JSON & XML Hello, and welcome to the next module of this Json. NET course, JSON and XML. JSON is a data interchange format which is easy for humans to read and write. It is easy for machines to parse and generate. On the other hand, XML is a markup language that defines a set of rules for encoding documents in a format which is also both supported by humans and machines. They both can serve the same purpose; however, converting between them can be a little bit tricky and there are several different considerations to take. In this module I will teach you how to convert between JSON and XML using JSON convert with an understanding of possible scenarios. Let's talk about JSON and XML. Xml is a markup language.
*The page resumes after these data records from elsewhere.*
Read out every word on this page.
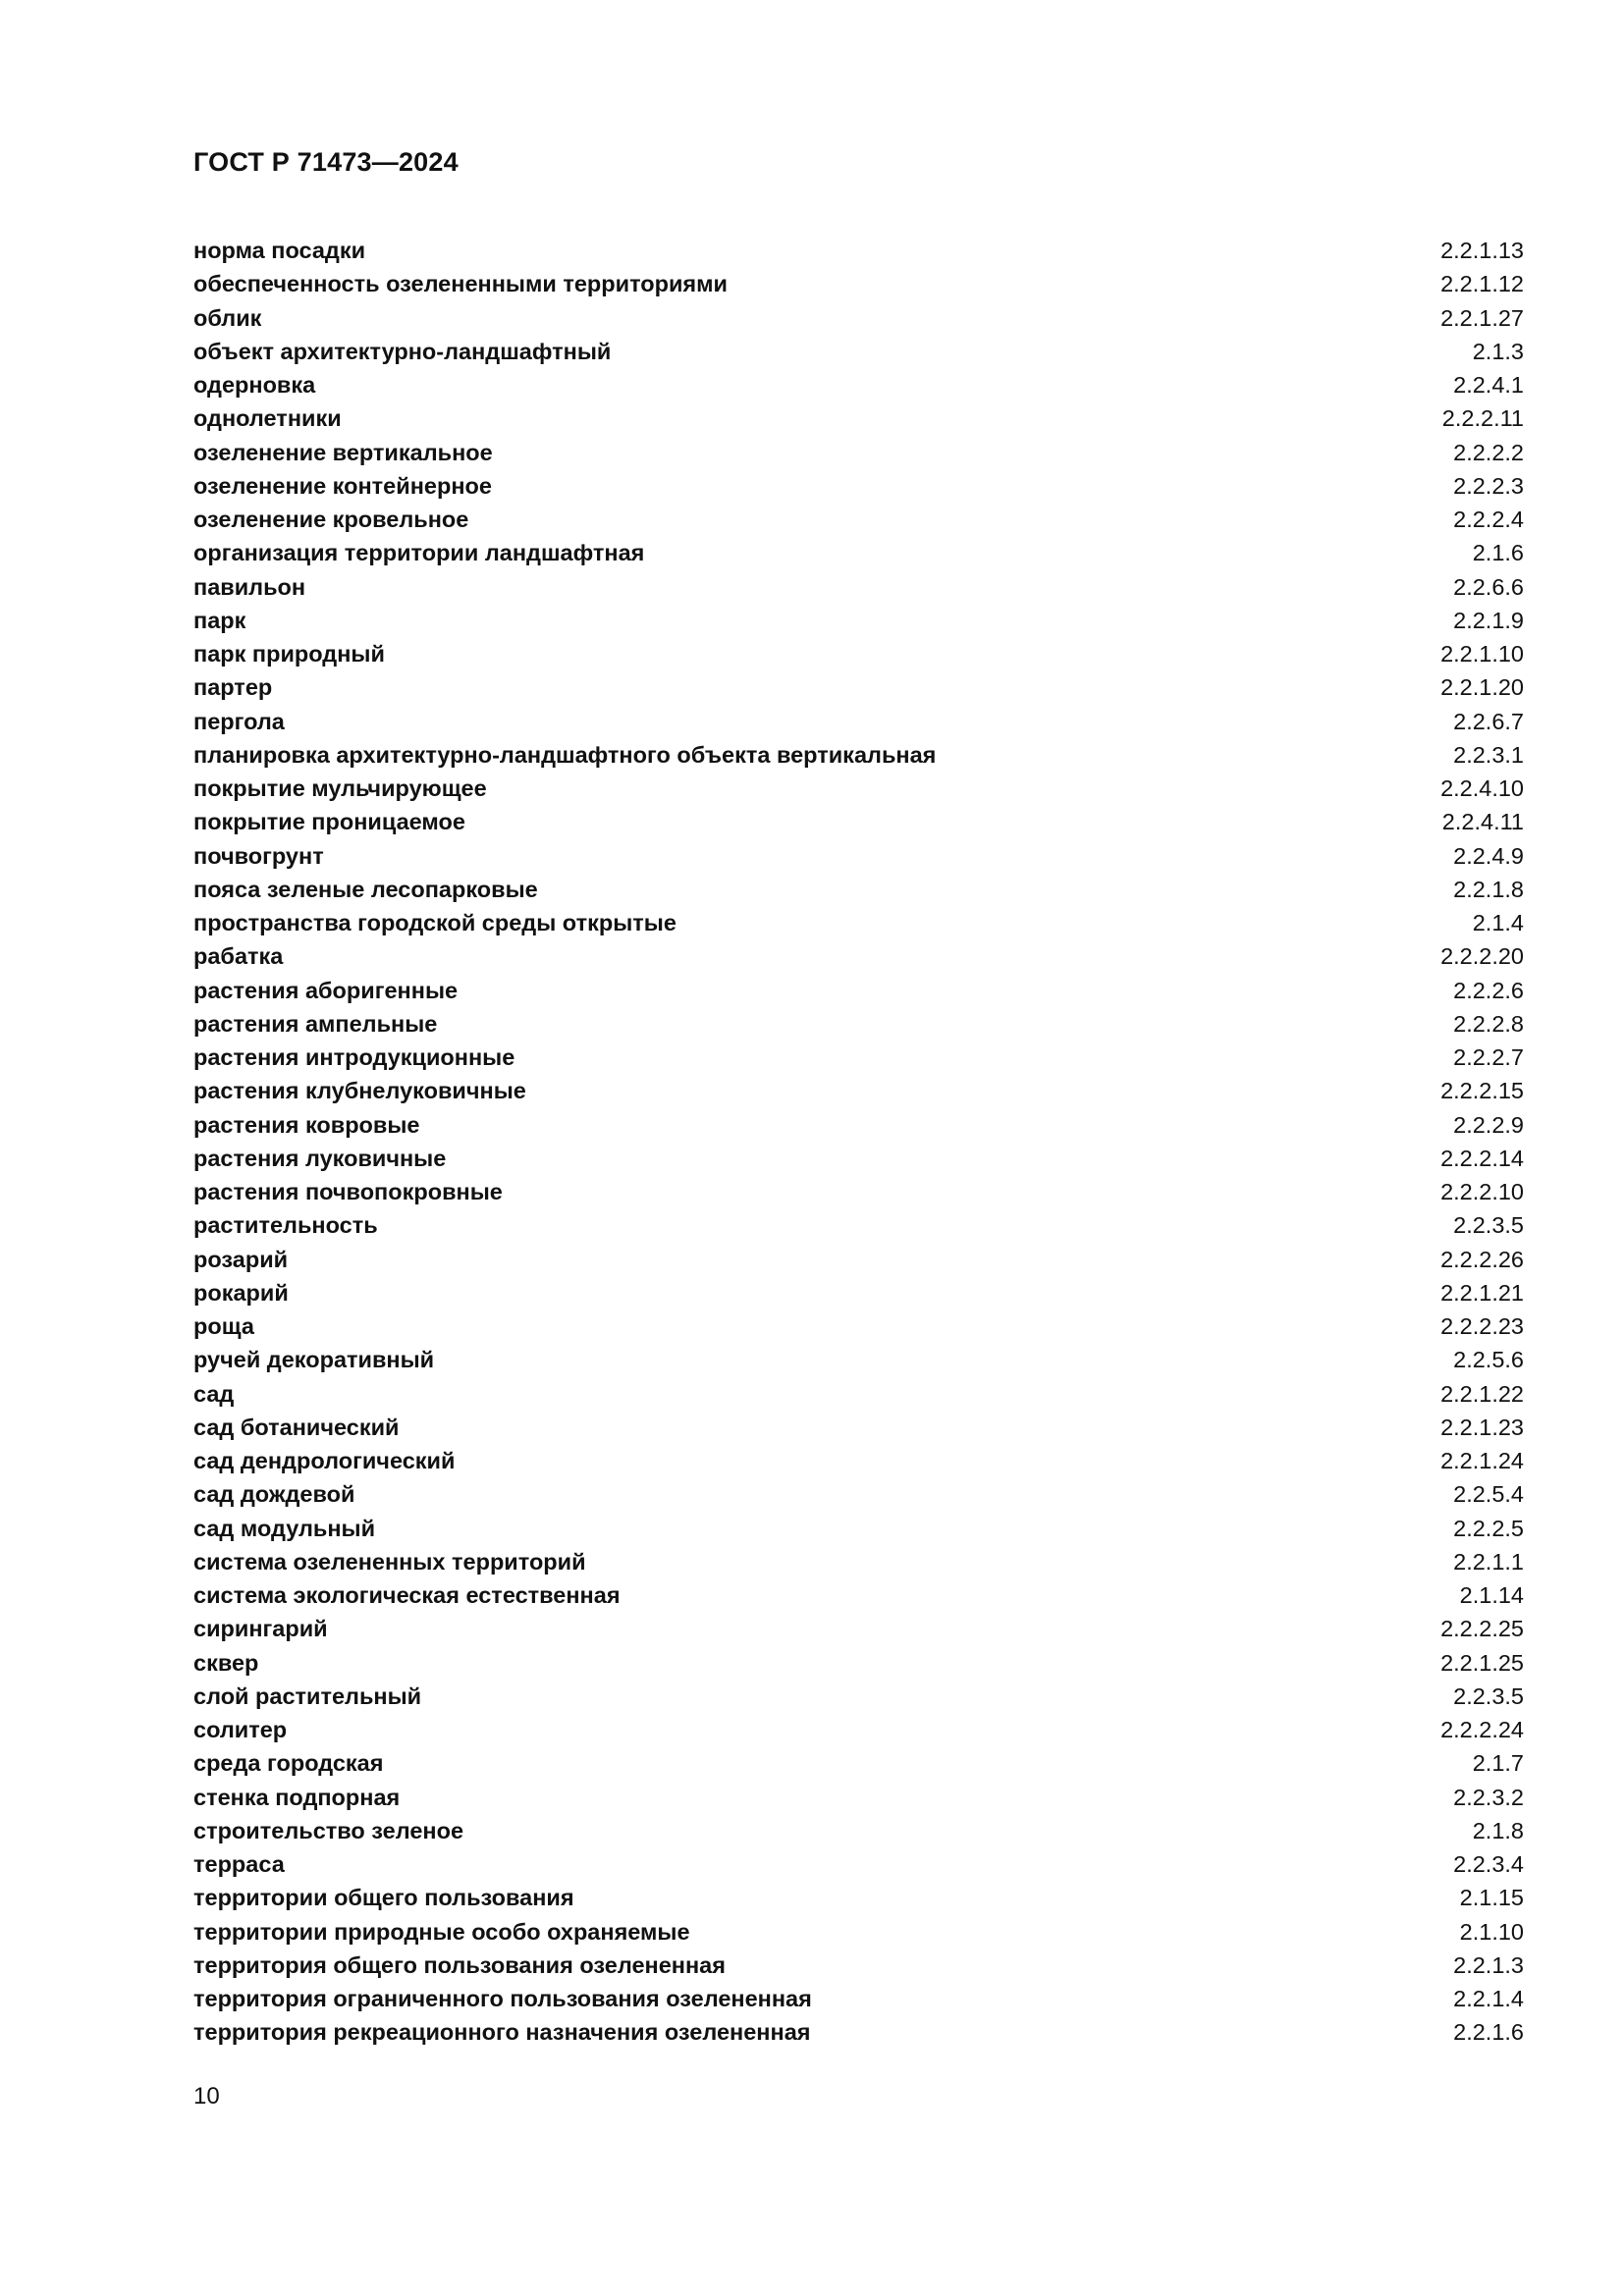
ГОСТ Р 71473—2024
норма посадки	2.2.1.13
обеспеченность озелененными территориями	2.2.1.12
облик	2.2.1.27
объект архитектурно-ландшафтный	2.1.3
одерновка	2.2.4.1
однолетники	2.2.2.11
озеленение вертикальное	2.2.2.2
озеленение контейнерное	2.2.2.3
озеленение кровельное	2.2.2.4
организация территории ландшафтная	2.1.6
павильон	2.2.6.6
парк	2.2.1.9
парк природный	2.2.1.10
партер	2.2.1.20
пергола	2.2.6.7
планировка архитектурно-ландшафтного объекта вертикальная	2.2.3.1
покрытие мульчирующее	2.2.4.10
покрытие проницаемое	2.2.4.11
почвогрунт	2.2.4.9
пояса зеленые лесопарковые	2.2.1.8
пространства городской среды открытые	2.1.4
рабатка	2.2.2.20
растения аборигенные	2.2.2.6
растения ампельные	2.2.2.8
растения интродукционные	2.2.2.7
растения клубнелуковичные	2.2.2.15
растения ковровые	2.2.2.9
растения луковичные	2.2.2.14
растения почвопокровные	2.2.2.10
растительность	2.2.3.5
розарий	2.2.2.26
рокарий	2.2.1.21
роща	2.2.2.23
ручей декоративный	2.2.5.6
сад	2.2.1.22
сад ботанический	2.2.1.23
сад дендрологический	2.2.1.24
сад дождевой	2.2.5.4
сад модульный	2.2.2.5
система озелененных территорий	2.2.1.1
система экологическая естественная	2.1.14
сирингарий	2.2.2.25
сквер	2.2.1.25
слой растительный	2.2.3.5
солитер	2.2.2.24
среда городская	2.1.7
стенка подпорная	2.2.3.2
строительство зеленое	2.1.8
терраса	2.2.3.4
территории общего пользования	2.1.15
территории природные особо охраняемые	2.1.10
территория общего пользования озелененная	2.2.1.3
территория ограниченного пользования озелененная	2.2.1.4
территория рекреационного назначения озелененная	2.2.1.6
10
It can be used as a data interchange format and it is both easy for humans to understand and machines to process and JSON is a text based data interchange format. It's made up of key value pairs, arrays, and objects. By now you should be very familiar with JSON. It's also easy for humans to understand and machines to process. XML can be used in multiple different ways, but JSON is specifically used as a data interchange format which means that you don't have to guess about the structure of the data that you're receiving. It is very straightforward, so when you're converting data from XML and JSON, there is no standard way of converting it. In many cases the conversion can be simple, but in others, that round trip conversion can be hard.